Barking Havering and Redbridge University Hospital Trust (BHRUT) collected £1.712,000 through charging patients and visitors to use its car parks last year.

The figure was up more than £250,000 on the sum it earned through car park charges in the 2013/14 financial year.

However, the trust’s earnings from the scheme peaked in 2015/16, when hospital users ran up a collective bill of £1,726,000.

Richard Smith, BHRUT car parking manager, said: “We understand that paying for car parking is the last thing our patients want to think about when coming to our hospitals, so we work hard to keep costs as low as we can.

“We offer free parking to our cancer patients when coming in for treatment, there is no charge to park for the first 48 hours for our maternity patients and we also offer free parking to long-stay patients in our hospitals.

“We also provide free parking for parents with children in our hospitals, and free visitor parking for the families of patients in intensive care.

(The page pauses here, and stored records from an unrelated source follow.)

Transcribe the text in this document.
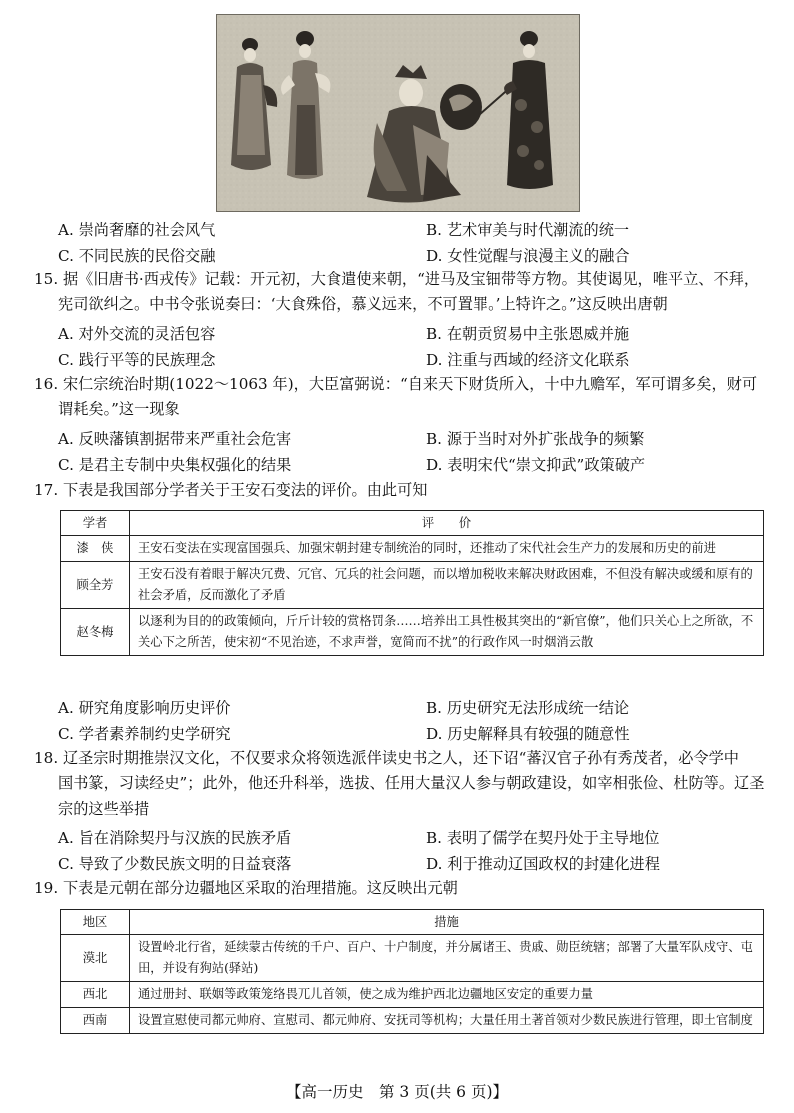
A. 崇尚奢靡的社会风气	B. 艺术审美与时代潮流的统一
C. 不同民族的民俗交融	D. 女性觉醒与浪漫主义的融合
15. 据《旧唐书·西戎传》记载：开元初，大食遣使来朝，“进马及宝钿带等方物。其使谒见，唯平立、不拜，
宪司欲纠之。中书令张说奏曰：‘大食殊俗，慕义远来，不可置罪。’上特许之。”这反映出唐朝
A. 对外交流的灵活包容	B. 在朝贡贸易中主张恩威并施
C. 践行平等的民族理念	D. 注重与西域的经济文化联系
16. 宋仁宗统治时期(1022～1063 年)，大臣富弼说：“自来天下财货所入，十中九赡军，军可谓多矣，财可
谓耗矣。”这一现象
A. 反映藩镇割据带来严重社会危害	B. 源于当时对外扩张战争的频繁
C. 是君主专制中央集权强化的结果	D. 表明宋代“崇文抑武”政策破产
17. 下表是我国部分学者关于王安石变法的评价。由此可知
学者	评　　价
漆　侠	王安石变法在实现富国强兵、加强宋朝封建专制统治的同时，还推动了宋代社会生产力的发展和历史的前进
顾全芳	王安石没有着眼于解决冗费、冗官、冗兵的社会问题，而以增加税收来解决财政困难，不但没有解决或缓和原有的社会矛盾，反而激化了矛盾
赵冬梅	以逐利为目的的政策倾向，斤斤计较的赏格罚条……培养出工具性极其突出的“新官僚”，他们只关心上之所欲，不关心下之所苦，使宋初“不见治迹，不求声誉，宽简而不扰”的行政作风一时烟消云散
A. 研究角度影响历史评价	B. 历史研究无法形成统一结论
C. 学者素养制约史学研究	D. 历史解释具有较强的随意性
18. 辽圣宗时期推崇汉文化，不仅要求众将领选派伴读史书之人，还下诏“蕃汉官子孙有秀茂者，必令学中
国书篆，习读经史”；此外，他还升科举，选拔、任用大量汉人参与朝政建设，如宰相张俭、杜防等。辽圣
宗的这些举措
A. 旨在消除契丹与汉族的民族矛盾	B. 表明了儒学在契丹处于主导地位
C. 导致了少数民族文明的日益衰落	D. 利于推动辽国政权的封建化进程
19. 下表是元朝在部分边疆地区采取的治理措施。这反映出元朝
地区	措施
漠北	设置岭北行省，延续蒙古传统的千户、百户、十户制度，并分属诸王、贵戚、勋臣统辖；部署了大量军队戍守、屯田，并设有狗站(驿站)
西北	通过册封、联姻等政策笼络畏兀儿首领，使之成为维护西北边疆地区安定的重要力量
西南	设置宣慰使司都元帅府、宣慰司、都元帅府、安抚司等机构；大量任用土著首领对少数民族进行管理，即土官制度
【高一历史　第 3 页(共 6 页)】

“The majority of our car parks are run by our partner, Sodexo. Any income to our Trust is used to fund patient care across our hospitals.”

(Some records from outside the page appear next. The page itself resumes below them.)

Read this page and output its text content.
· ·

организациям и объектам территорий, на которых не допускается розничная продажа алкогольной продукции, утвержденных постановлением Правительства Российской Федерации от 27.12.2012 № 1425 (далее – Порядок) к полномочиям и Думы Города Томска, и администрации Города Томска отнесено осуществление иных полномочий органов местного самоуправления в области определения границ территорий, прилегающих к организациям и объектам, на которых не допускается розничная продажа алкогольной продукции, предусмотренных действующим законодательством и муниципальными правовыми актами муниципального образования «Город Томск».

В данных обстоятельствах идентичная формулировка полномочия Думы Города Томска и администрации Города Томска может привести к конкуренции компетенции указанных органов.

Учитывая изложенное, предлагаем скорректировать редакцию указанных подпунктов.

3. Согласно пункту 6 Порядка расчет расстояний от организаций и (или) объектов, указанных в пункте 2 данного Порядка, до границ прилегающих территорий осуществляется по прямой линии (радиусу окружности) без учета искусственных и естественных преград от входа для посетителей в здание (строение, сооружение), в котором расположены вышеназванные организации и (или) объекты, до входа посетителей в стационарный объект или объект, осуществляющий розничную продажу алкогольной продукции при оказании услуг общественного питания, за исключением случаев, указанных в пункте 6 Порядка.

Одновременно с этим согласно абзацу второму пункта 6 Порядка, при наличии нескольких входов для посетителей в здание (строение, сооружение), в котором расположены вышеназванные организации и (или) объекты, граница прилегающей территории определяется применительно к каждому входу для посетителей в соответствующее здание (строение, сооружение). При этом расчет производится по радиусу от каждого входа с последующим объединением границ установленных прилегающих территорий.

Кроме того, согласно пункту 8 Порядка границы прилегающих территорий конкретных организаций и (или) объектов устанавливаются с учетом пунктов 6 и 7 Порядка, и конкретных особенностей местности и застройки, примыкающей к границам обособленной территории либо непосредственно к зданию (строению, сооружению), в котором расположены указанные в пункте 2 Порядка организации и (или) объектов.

The trust said inpatients are entitled to a week’s free parking, before the following week of their stay costs £5 per day. The remainder of their stay would be free.

Those rushing to BHRUT hospitals in an emergency when a patient is close to death are also exempt from parking charges.

A series of Freedom of Information requests to 111 hospital trusts across England revealed patients, visitors and staff paid a total of £174m to use NHS car parks last year.

Hospital car park charges have been branded a “tax on sickness” by the Liberal Democrats, while Labour has claimed it would end such charges.

The Department of Health says charges are a matter for hospitals to decide locally, while trusts across the country have claimed they need the money in order to reinvest it into care.

Car parking at hospitals in Scotland and Wales is largely free.

Princess Alexandra Hospital in Harlow, which caters to many residents living in the Epping Forest area, also collected a total of almost £1m in car park fees last year, up from £790,000 the year previous.

No figures were available for Barts Health Trust, which runs Whipps Cross Hospital in Leytonstone.